Representação foi do partido do parlamentar.
quarta-feira, 16 de julho de 2014



A Justiça Eleitoral em SP determinou às emissoras de rádio e TV na noite desta terça-feira,15, que retirem do ar a propaganda do site “bomnegócio.com” estrelada pelo deputado Federal Tiririca. A decisão do juiz Cauduro Padin atende a uma representação do próprio partido do parlamentar, o PR.
O argumento do advogado do partido, Ricardo Vita Porto, é de que a peça, que também está circulando no Youtube, confere tratamento privilegiado ao parlamentar, que é candidato à reeleição neste ano. A medida busca prevenir a agremiação de uma eventual sanção da Justiça Eleitoral.

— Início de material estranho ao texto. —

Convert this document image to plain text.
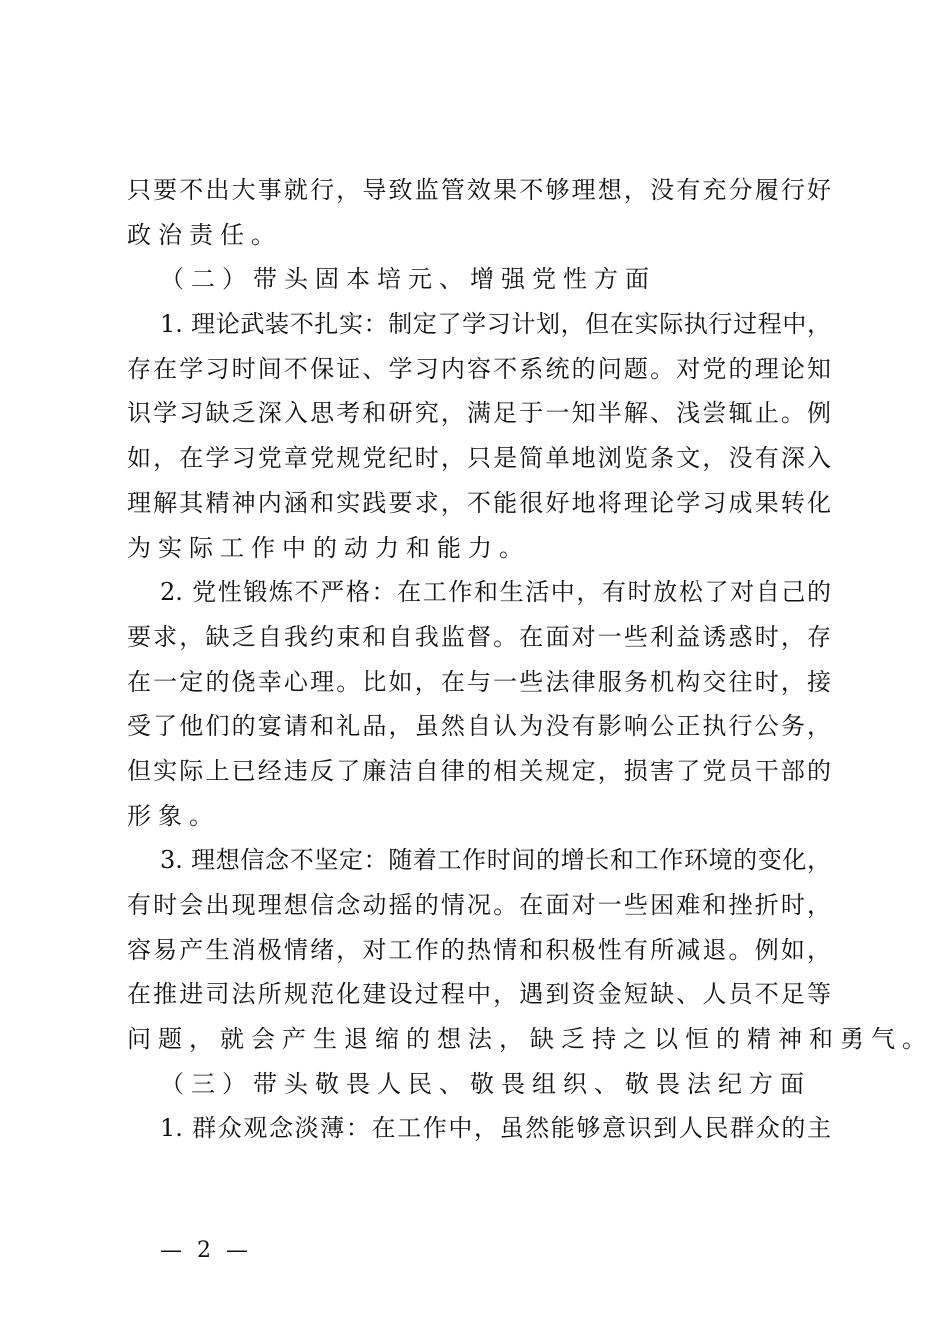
只要不出大事就行，导致监管效果不够理想，没有充分履行好
政治责任。
（二）带头固本培元、增强党性方面
1. 理论武装不扎实：制定了学习计划，但在实际执行过程中，
存在学习时间不保证、学习内容不系统的问题。对党的理论知
识学习缺乏深入思考和研究，满足于一知半解、浅尝辄止。例
如，在学习党章党规党纪时，只是简单地浏览条文，没有深入
理解其精神内涵和实践要求，不能很好地将理论学习成果转化
为实际工作中的动力和能力。
2. 党性锻炼不严格：在工作和生活中，有时放松了对自己的
要求，缺乏自我约束和自我监督。在面对一些利益诱惑时，存
在一定的侥幸心理。比如，在与一些法律服务机构交往时，接
受了他们的宴请和礼品，虽然自认为没有影响公正执行公务，
但实际上已经违反了廉洁自律的相关规定，损害了党员干部的
形象。
3. 理想信念不坚定：随着工作时间的增长和工作环境的变化，
有时会出现理想信念动摇的情况。在面对一些困难和挫折时，
容易产生消极情绪，对工作的热情和积极性有所减退。例如，
在推进司法所规范化建设过程中，遇到资金短缺、人员不足等
问题，就会产生退缩的想法，缺乏持之以恒的精神和勇气。
（三）带头敬畏人民、敬畏组织、敬畏法纪方面
1. 群众观念淡薄：在工作中，虽然能够意识到人民群众的主
— 2 —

Na propaganda ele sugere ao personagem do comercial que deixe sua “mulher véia, nojenta".
Ricardo Vita Porto invoca o artigo 45 da lei 9.504/97, que proíbe as emissoras, a partir de 1º/7 do ano eleitoral, de dar tratamento privilegiado a algum candidato ou transmitir algum programa apresentado ou comentado pelo candidato em sua programação normal e noticiário.
O juiz Cauduro Padin acolheu os argumentos e deferiu a liminar.
Diante destes aspectos presentes se fazem os requisitos necessários à concessão da liminar que fica deferida devendo as emissoras de rádio e televisão serem notificadas a fim de observar a vedação e/ou suspensão de exibição da referida peça publicitária.”